In the 1890s, Tolstoy retranslated and reinterpreted the Gospels of the New Testament and denounced their interpretation by the Russian Orthodox Church. “He decides you’ve got to live your life in a way that’s not very attached to the body, individuality, wealth, or sex,” says Kokobobo. So in 1901, he was excommunicated. Though still a nobleman, he began attempting to shrug off the trappings of privilege. He moved into a homely peasant’s hut on his estate, began “partaking only of the simple peasant’s food, and wearing the peasant’s costume—a rough blouse, wide trousers tucked into high cowhide boots, a leather belt, and fur cap,” according to a report in The New York Times on November 13, 1910, on his scandalous exit. He founded soup kitchens and a school for peasant children on his land, was farming, and was negotiating to release his books without copyright. He also promoted sexual abstinence, although he didn’t successfully practice what he preached on that one. In the meantime, Sophia—to whom he’d been married for 48 years and who had borne him 13 (!) children—had other ideas.
“You read their diaries side by side and they’re kind of living in different worlds,” Kokobobo says. “You can imagine how his wife is like—‘We have 13 kids and now you’re this prophet of anti-sex?’”
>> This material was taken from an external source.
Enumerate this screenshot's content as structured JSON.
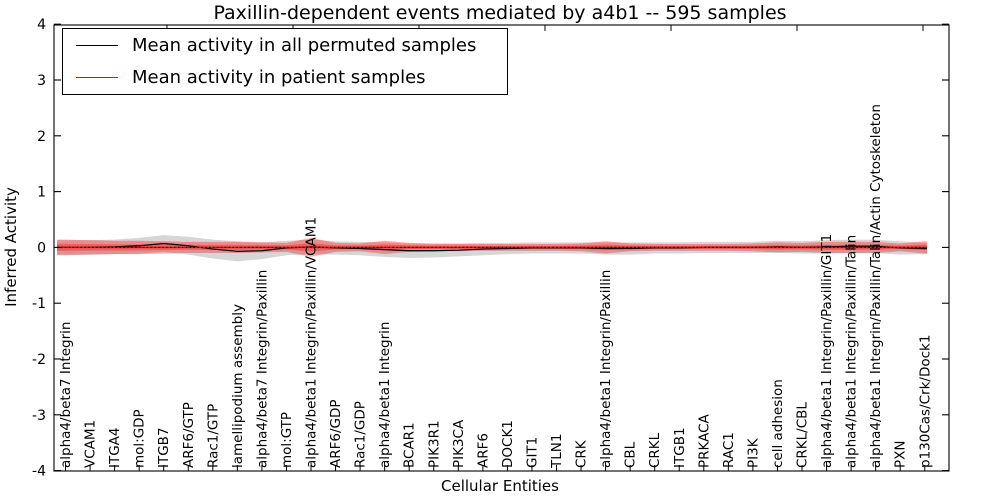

Tolstoy had been contemplating his death for years, but at Yasnaya Polanya he could not escape an onslaught of responsibilities as a patriarch and public figure. Even during this final journey by train, newspapers tracked his every move, presenting him as a madman all the while. He took the Kausani Railroad first, to the Shamardino Convent, where his favorite sister Maria was a nun. When his visit there was publicized, he moved on, ostensibly hoping to make it to the Caucasus. But on November 15, scarcely two weeks after leaving home, he fell ill and was taken into the train station in the little town of Astapovo. His wife rushed to his side, but was not allowed to see him until his final moments, five days later. Surrounded by press and detractors who thought him mad, it was hardly the quiet death he had longed for.
One Times article judged him rather harshly even as he was dying: “Once Tolstoy was a notable artist in the field of letters, a writer with a clear vision, remarkable powers of observation, a coherent style. Latterly he has been obviously deranged … he has gone off to die in the wilderness like a wild animal … Obvious jests will be avoided. It is very sad.”
Kokobobo sees his death as a rational extension of the spiritual ideology he had been cultivating for decades. “The irony, of course, is [Sophia] took care of him, she was his partner, she enabled his life,” she says. He had left her and his home, spiritually and physically, but he could not survive apart. “Nobody understood him and cared for him as intimately as she did. The moment he’s out of her sphere, he dies.”